Saturday, May 23, 2015

Collaborating for Success with the Common Core Chapter 2

Change is so hard! I really don't know why, but we fight it so much in education when we are asked to change the way we are doing something. I think partly it is because we feel so helpless to the change- we are not in charge of it at all and have little or no say in the process- we are just told to do it. And, if you've been in education long enough, you will eventually see everything cycle back around just in a different package or with different words. So, I completely understand why people are reluctant to change to the Common Core.  Especially, when our politicians at the state levels are getting pressure from constituents that don't like the Common Core because they themselves don't want things to change.  It's so political and so frustrating!
This chapter does talk about changes in expectations as people transition to the Common Core Standards.  In ELA, it talks about seven different changes:
1. Text complexity
2. Informational text
3. Interdisciplinary literacy
4. Close reading
5. Text analysis
6. Argumentative writing
7. Academic vocabulary and language
With some of these, we just need to shift our thinking a little to provide different types of activities; with others, we need to completely rethink what we've been doing.
In mathematics, there are four main shifts:
1. Fewer but more focused standards
2. Habits of mind- these are the mathematical practices standards.
3. Progression of skills and concepts
4. Procedural fluency (Right now I disagree with this one- I think we're NOT focusing on procedural fluency in the early stages of implementing the standards because we need to get them caught up on all the gaps they have because we are still transitioning to the standards from the old standards. So, I think this will come back to bite us later when we have students at the higher grades that have fluency gaps because they were some of the first classes to be taught with just the Common Core Standards.)
Again, with some of these it's just a little change in mindset, but other requires a complete overhaul of what we've done before.
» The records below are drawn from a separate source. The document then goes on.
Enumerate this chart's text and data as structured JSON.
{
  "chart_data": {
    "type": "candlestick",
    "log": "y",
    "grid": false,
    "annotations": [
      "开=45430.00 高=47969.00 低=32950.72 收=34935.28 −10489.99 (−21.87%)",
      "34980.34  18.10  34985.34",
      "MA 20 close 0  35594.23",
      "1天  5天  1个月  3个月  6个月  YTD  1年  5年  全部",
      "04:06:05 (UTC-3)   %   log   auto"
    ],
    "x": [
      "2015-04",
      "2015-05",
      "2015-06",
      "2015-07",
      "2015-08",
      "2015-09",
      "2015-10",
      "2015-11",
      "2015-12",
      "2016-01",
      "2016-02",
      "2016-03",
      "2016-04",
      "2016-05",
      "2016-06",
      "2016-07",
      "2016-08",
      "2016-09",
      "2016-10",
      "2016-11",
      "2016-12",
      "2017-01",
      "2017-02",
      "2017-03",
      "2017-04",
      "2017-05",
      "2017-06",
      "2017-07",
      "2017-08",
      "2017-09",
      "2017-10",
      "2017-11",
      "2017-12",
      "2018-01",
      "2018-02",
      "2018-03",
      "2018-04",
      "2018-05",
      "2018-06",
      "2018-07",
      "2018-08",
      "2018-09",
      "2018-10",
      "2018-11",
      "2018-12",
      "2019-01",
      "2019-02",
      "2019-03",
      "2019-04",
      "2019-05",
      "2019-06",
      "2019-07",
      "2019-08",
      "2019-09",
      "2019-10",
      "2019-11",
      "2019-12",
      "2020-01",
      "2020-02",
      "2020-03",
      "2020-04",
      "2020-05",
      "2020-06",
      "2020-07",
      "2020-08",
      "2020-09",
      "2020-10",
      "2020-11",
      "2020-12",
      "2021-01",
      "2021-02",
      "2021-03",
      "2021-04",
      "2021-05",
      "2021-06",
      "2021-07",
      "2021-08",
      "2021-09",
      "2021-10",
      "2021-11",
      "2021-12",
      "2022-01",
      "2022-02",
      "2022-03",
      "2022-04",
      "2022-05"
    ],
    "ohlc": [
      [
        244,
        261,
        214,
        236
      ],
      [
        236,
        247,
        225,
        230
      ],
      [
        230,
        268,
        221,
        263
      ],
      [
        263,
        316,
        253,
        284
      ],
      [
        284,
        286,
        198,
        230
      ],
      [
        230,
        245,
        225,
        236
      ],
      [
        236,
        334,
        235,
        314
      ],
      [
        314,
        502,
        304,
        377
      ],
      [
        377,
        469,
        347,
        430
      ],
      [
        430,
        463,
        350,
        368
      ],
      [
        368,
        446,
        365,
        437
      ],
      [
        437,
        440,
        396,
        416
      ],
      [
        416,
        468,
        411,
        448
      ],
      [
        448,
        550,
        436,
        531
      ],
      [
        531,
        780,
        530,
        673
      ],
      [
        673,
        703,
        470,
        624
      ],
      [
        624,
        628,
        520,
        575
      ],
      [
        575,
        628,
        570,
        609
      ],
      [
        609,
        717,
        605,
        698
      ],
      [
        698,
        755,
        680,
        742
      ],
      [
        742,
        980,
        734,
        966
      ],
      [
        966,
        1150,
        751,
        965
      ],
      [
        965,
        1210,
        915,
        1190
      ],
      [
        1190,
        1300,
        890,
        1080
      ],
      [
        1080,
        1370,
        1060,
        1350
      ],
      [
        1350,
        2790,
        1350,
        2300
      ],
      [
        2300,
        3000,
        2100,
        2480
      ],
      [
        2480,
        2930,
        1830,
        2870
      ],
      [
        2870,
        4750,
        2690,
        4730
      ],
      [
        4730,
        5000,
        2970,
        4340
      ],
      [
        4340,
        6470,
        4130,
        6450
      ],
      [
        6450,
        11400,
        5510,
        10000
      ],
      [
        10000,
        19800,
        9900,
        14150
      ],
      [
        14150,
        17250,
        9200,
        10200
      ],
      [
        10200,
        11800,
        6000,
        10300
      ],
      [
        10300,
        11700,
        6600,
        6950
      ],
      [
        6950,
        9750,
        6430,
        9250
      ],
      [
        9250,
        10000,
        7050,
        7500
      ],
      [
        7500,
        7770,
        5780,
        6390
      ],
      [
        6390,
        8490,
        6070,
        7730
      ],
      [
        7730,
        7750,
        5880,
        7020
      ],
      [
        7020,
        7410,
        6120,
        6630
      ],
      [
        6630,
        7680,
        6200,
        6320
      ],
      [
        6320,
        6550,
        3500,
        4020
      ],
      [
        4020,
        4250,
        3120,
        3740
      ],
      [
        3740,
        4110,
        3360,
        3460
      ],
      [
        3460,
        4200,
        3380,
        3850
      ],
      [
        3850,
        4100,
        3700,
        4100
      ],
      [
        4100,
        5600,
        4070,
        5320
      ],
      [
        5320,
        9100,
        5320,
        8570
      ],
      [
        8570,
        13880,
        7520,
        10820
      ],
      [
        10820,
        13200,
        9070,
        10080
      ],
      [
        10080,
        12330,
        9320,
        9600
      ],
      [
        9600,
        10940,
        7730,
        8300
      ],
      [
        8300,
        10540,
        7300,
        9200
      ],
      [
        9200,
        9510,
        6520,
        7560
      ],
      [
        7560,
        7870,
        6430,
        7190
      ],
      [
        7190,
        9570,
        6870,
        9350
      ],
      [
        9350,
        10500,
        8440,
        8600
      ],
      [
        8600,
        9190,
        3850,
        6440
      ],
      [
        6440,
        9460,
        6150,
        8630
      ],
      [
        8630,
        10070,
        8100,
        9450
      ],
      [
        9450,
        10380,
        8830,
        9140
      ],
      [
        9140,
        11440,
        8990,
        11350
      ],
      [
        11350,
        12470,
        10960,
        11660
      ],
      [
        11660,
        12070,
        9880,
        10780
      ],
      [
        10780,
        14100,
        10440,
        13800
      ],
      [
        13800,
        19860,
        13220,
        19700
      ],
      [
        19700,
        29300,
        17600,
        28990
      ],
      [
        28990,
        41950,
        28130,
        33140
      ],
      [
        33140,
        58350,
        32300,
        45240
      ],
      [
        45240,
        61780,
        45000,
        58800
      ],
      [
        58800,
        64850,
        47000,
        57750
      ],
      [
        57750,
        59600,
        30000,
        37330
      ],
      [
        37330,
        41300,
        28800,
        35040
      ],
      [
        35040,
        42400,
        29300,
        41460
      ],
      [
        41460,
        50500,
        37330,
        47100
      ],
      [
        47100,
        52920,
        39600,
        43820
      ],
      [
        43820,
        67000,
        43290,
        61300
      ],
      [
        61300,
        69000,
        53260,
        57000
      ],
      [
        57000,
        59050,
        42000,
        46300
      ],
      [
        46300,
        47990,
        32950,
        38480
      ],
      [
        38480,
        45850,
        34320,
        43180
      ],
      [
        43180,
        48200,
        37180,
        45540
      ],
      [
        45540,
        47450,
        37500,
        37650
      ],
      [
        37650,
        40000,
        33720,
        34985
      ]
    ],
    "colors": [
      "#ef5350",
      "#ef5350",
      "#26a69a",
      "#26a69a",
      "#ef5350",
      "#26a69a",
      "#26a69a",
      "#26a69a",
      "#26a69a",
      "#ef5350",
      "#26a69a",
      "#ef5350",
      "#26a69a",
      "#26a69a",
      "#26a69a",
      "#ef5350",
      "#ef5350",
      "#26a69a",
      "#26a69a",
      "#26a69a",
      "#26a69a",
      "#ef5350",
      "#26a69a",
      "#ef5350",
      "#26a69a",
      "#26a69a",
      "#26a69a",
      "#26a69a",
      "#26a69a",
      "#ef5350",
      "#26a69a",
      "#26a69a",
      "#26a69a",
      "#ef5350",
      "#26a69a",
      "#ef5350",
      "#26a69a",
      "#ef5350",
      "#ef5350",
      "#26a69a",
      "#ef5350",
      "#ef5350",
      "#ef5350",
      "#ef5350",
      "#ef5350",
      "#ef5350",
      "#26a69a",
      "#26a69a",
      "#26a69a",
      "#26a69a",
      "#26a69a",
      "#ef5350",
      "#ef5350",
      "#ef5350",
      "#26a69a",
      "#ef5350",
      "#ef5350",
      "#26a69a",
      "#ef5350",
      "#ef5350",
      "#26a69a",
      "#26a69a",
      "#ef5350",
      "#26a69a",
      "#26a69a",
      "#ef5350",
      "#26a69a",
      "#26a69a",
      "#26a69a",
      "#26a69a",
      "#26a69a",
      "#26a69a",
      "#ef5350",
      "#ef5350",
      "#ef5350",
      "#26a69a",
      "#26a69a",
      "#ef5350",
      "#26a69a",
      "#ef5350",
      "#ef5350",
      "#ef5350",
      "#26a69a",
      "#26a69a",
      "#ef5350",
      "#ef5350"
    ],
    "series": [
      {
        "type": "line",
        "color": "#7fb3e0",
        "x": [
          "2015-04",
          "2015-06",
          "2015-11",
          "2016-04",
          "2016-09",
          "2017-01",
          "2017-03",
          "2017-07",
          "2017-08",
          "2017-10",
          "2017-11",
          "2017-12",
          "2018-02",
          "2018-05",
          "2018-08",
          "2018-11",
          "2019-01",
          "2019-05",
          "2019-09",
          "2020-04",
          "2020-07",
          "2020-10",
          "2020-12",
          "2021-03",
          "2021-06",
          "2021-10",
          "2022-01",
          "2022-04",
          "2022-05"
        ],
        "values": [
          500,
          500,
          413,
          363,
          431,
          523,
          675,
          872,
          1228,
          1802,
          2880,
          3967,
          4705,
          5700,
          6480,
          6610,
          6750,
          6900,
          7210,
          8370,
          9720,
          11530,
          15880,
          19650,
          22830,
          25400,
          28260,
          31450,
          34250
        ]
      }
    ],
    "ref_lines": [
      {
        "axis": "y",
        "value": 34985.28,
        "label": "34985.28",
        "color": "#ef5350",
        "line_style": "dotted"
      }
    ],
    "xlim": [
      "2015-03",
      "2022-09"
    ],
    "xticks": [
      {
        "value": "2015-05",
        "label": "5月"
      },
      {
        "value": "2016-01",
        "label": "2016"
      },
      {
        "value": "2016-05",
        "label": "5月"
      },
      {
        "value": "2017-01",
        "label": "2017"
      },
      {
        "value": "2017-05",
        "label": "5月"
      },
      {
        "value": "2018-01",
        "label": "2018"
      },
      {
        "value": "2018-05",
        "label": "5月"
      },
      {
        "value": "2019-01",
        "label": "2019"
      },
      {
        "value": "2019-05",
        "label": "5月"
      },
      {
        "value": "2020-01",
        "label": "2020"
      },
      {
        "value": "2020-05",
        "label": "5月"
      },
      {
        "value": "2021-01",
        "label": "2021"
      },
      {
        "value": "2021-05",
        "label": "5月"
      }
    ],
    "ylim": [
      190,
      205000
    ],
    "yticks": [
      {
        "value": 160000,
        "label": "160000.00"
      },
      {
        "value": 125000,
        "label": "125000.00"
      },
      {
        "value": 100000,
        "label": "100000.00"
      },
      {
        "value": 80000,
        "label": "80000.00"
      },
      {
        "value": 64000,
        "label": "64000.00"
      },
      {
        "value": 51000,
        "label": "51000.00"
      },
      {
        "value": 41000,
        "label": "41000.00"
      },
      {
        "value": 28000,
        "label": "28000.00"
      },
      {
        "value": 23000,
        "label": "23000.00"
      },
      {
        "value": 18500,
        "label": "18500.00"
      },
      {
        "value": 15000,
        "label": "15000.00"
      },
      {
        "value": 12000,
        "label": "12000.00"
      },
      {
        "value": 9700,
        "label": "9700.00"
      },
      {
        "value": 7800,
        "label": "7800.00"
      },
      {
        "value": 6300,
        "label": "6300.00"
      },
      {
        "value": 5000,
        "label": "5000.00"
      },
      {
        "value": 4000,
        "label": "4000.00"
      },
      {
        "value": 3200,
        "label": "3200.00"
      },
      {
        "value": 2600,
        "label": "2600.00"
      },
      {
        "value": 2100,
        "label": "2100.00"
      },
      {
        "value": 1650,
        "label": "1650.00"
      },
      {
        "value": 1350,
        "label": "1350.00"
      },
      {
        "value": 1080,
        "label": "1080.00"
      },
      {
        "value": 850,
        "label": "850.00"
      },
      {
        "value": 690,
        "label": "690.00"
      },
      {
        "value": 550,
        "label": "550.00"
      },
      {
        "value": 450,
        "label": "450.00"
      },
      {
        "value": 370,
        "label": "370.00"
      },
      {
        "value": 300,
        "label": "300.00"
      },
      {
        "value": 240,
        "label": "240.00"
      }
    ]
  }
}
The next part of the chapter is called Getting Aboard the Change Train. It talks about how this type of transitioning is a second order change- one that is not incremental but one that requires new thinking and a new direction for the school organization.  It requires a change in the culture in order to make it happen. This is what we are dealing with at our school and in our district. We are not recognizing that it is a second-order change and we're treating it like a change that just has incremental steps- the first year, Kindergarten will implement the standards, the second year 1st and 2nd grade will implement the standards, the third year, 3-12 will implement the standards. That's what we did really- we didn't look at changing the culture of our school and district as we make the shift.  And now, we're struggling because we didn't do it right in the first place...

The chapter continued on to talk about the five important steps that are needed. It is based on John Kotter's change model.
Step 1: Create a sense of urgency. People need to understand the reasons for the change and believe it will make a difference for their students. It is also important when doing this to understand and manage self-concerns and task concerns. What support will there be? What is the big picture?
Step 2: Build a Guiding Coalition. Create a team of people who have different areas of expertise that can work together to help with the implementation. As always (but it's rarely done correctly and thoroughly IMO) these teams needs to clarify their purpose, establish team norms, set team goals, define team member roles and focus on the work ahead.
Step 3: Create and Communicate a Vision. Teachers need opportunities to discuss how the envision the school if all students are to be successful with the rigorous expectations of the CCSS. Teachers need to understand why the school/district is making the change, how the change process will occur and what the expectations for each teacher or team will be.
Step 4: Empower Everyone. It is necessary to empower ALL the stakeholders!!! That's so important, but sometimes SO hard to do!  This section was interesting to me because it talks about establishing a loose-tight relationship between leadership decisions and resulting team products. The DuFours and Marzano both talk about the importance of building shared leadership responsibilities so that collaborative teams can make some, but not all, decisions. It states: "Teams are empowered to complete their work in whatever way works best for them around loose expectations but they must follow the expectations of the leadership when completing tight tasks. Of course, the leadership team must be clear about what will be tight as their schools move through this process."
I like this because it provides teams with things that we must do, but doesn't dictate to us HOW to do these things. It gives us the freedom to make it work for our team, while still having things that everyone agrees upon and agrees to do.
Step 5: Celebrate Short-Term Wins. This is so hard at my school. We do recognize people/teams in staff meetings etc... but either it doesn't feel genuine or it feels like we are all in competition or that our administrations is playing favorites...but I think that's a school culture problem that we have to work on...
Good chapter- but nothing earth-shattering that I didn't know before... the next chapters get more in depths into the process.